The guilty party was identified in the release as Juan Camilo Perez Buitrago, age 31, who was referred to as Perez subsequently in the release.  It said that he had been charged with one count of health care fraud and one count of payment of kickbacks in connection with a federal health care program, and that a plea hearing for him would be scheduled at a later date.

According to the charging documents cited by Lelling, Perez "manufactured and submitted false and fraudulent Medicare claims by instructing his employees to establish shell companies in more than a dozen different states, including Massachusetts."

Further, the documents say that "Perez directed employees to list his mother, wife and yacht captain as corporate directors and to use fictitious names when registering the shell companies as DME providers."  Also:

"Perez allegedly purchased Medicare patient data from foreign and domestic call centers that targeted elderly patients, and instructed call centers to contact the Medicare beneficiaries with an offer of ankle, arm, back, knee, and/or shoulder braces 'at little to no cost.'  He then submitted Medicare claims for those patients without obtaining a prescriber's order to ensure that the braces were medically necessary.  It is further alleged that he submitted blatantly fraudulent claims, including claims for deceased patients and repeat claims for the same patient and the same DME."

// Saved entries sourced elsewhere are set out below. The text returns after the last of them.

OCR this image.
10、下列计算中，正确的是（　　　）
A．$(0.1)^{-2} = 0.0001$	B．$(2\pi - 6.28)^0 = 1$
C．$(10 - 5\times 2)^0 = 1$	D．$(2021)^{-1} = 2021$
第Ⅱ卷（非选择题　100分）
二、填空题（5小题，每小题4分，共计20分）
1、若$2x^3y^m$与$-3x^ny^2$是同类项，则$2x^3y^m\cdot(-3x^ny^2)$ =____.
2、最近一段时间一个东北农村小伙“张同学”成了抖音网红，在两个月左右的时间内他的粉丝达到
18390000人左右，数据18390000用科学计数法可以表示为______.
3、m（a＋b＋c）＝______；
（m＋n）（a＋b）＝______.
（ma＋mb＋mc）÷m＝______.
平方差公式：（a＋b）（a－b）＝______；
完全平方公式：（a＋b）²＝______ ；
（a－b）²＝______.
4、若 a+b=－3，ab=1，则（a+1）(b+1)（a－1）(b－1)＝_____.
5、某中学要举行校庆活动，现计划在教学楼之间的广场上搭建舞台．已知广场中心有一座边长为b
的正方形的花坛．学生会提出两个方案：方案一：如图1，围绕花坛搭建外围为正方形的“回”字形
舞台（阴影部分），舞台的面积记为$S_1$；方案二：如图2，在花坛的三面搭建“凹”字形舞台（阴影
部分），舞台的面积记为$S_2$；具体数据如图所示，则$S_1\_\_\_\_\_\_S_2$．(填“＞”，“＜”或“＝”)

In total, the charging documents allege that Perez submitted $109 million in Medicare claims and pocketed more than $12 million.

"When Perez did provide DME to patients," the release from Lelling states, "he typically billed insurance policies more than 12 times the average price of the DME that he provided to the patient."

And for the majority of the money allegedly collected through the scam -- $7.5 million in claims -- Perez failed to provide any equipment to his victims, according to the release.

No wonder they refer to Florida as "a sunny place for shady people."

I'm thinking the least the feds could do now is offer the Sunshine State targets of this scheme a ride on Perez's yacht.